This Focused Performance Weblog started life as a "business management blog" containing links and commentary related primarily to organizational effectiveness with a "Theory of Constraints" perspective, but is in the process of evolving towards primary content on interactive and mobile marketing. Think of it as about Focusing marketing messages for enhanced Performance. If you are on an archive page, current postings are found here.
Saturday, February 22, 2003
• Customers - Love 'em or Hate 'em, Never Forget You Need 'em -- Back in September of 2002, I came across an article in Fortune that has been sticking in my craw. The article, Will This Customer Sink Your Stock?, put forth a case for assessing the "profitability" associated with customers and classes of customers, and using it to discourage customers that were perceived to be reducing the value of the firm.
My immediate gut reaction to the article was that it was a clear example of local optimization, "cost-world" thinking, and the bad advice that can come from allocating costs to pieces of the transaction, whether those pieces are products or customers. Most of the examples in the article focused on the "cost" of attracting or serving particular customers as an offset to the revenues associated with that customer. In aggregate, this is something that must obviously be managed carefully, so that operating expenses don't exceed financial throughput (revenues minus purely variable costs of the transaction). But my sense of the article was that trying to make pruning decisions about "customer portfolios" is far more fraught with uncertainty than such decisions about product portfolios. And the kind of thinking that the author exhibited, relating illusory costs of activities to incremental spending of customers fails the same test of logic that makes allocation of expenses to products and product for portfolio decisions ill-advised.
If an organization has the capacity to serve "less profitable" customers, along with "more profitable" customers, then the decision to drive away the former will simply reduce revenues and profits. If costs are then cut to offset the lost revenues -- costs which are associated with the capacity to serve customers -- more or less profitable -- then the capacity to serve the "more profitable" will be threatened.
While the article did have some good advice for and examples of the idea of maximizing revenues by paying special attention to those customers, which is a well-advised strategy, it stresses too much the "value" of driving away the "unprofitable customers."
Terry pulled out and commented on a couple excerpts, which I encourage an interested reader to check out, but there were a few others that caught my attention, especially as they touch on the subject of market segmentation, a key aspect of a TOC Based Strategy and the development of "unrefusable offers."

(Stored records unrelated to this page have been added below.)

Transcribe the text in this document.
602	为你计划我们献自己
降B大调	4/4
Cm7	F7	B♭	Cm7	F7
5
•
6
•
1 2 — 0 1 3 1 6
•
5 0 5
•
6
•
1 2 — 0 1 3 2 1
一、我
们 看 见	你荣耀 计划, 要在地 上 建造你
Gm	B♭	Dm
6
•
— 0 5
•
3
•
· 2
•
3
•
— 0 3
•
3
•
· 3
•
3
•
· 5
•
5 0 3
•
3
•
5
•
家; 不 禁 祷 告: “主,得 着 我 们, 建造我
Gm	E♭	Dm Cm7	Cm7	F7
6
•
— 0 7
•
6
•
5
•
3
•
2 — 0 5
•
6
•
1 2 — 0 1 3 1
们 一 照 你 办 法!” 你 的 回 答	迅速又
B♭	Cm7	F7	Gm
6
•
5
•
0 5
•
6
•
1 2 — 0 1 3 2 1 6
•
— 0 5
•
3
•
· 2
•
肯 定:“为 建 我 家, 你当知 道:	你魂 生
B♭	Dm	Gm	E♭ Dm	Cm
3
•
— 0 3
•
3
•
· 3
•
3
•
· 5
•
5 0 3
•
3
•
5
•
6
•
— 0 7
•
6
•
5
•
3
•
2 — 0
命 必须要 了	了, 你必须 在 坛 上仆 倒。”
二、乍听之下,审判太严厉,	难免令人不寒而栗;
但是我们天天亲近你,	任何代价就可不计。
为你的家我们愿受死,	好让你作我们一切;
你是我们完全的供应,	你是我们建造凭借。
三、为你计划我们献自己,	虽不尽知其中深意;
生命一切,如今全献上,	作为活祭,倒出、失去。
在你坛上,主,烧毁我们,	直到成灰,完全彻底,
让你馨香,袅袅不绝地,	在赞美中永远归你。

""We just finished a project for a client where, when we looked at customer profitability, 30% of the customers created 200% of the client's profits," Rosenbleeth says. "About 50% of the customers weren't very profitable and the remaining 20% destroyed profits. So should the client have cut those 20% loose? That wasn't the answer."
"Instead, the solution was to segment customers into what Rosenbleeth calls tailored business streams. "You structurally change the way you serve different customers to make each segment as profitable as possible," he explains.""
Not specifically addressed in either article, but of foremost importance in such a segmentation is an understanding of the constraints in your own system that limit the ability to serve these segments. The relative use of the constraint by a particular market segment (or product, for that matter) is the key to understanding their relative value.
If a small revenue stream is attainable with current capacity and without requiring attention by your constraint, then that revenue goes darn close to straight to the bottom line. If on the other hand, a "valuable customer" monopolizes your resources and requires significant attention by the constraint, there is little room for taking advantage of new opportunities or for nurturing new customers. I was chatting a couple nights ago with a manufacturer who had a "profitable customer" in Home Depot, who they had allowed to consume significant utilization of their constraint capacity to the point of becoming 50% of their business. I probably don't have to go on with the present condition of the firm, after Home Depot said "thanks, but no thanks" to continuing as a customer. If they had paid a bit more attention to their "less profitable" customers, they might not be shutting down plants and scrambling to contract their suddenly freed-up capacity to their competitors.
To avoid such a situation, a distinction needs to be drawn between a "love 'em or leave 'em" approach to customer relations and one that is more like "love some more and love some less." The rationale for this is summarized in the Strategy+Business article by Wharton marketing professor Barbara Kahn...
"It's more expensive to acquire a new customer than to retain an existing one,"; Kahn says. It's even more expensive to bring back a customer that you've gotten rid of. It's costly and it's a mistake you don't want to make. That's why I believe firing customers should be a last resort."
I'm working with a client right now whose whole operation has been thrown into a tizzy by a particular customer who has jerked them around. It is tempting to think about "firing" them, but then they would only have another even less comfortable situation trying to replace them. Better they learn from the situation, and redefine the relationships so that the whip-saw effect of such dealing with such customers is eliminated or at least minimized to a manageable degree.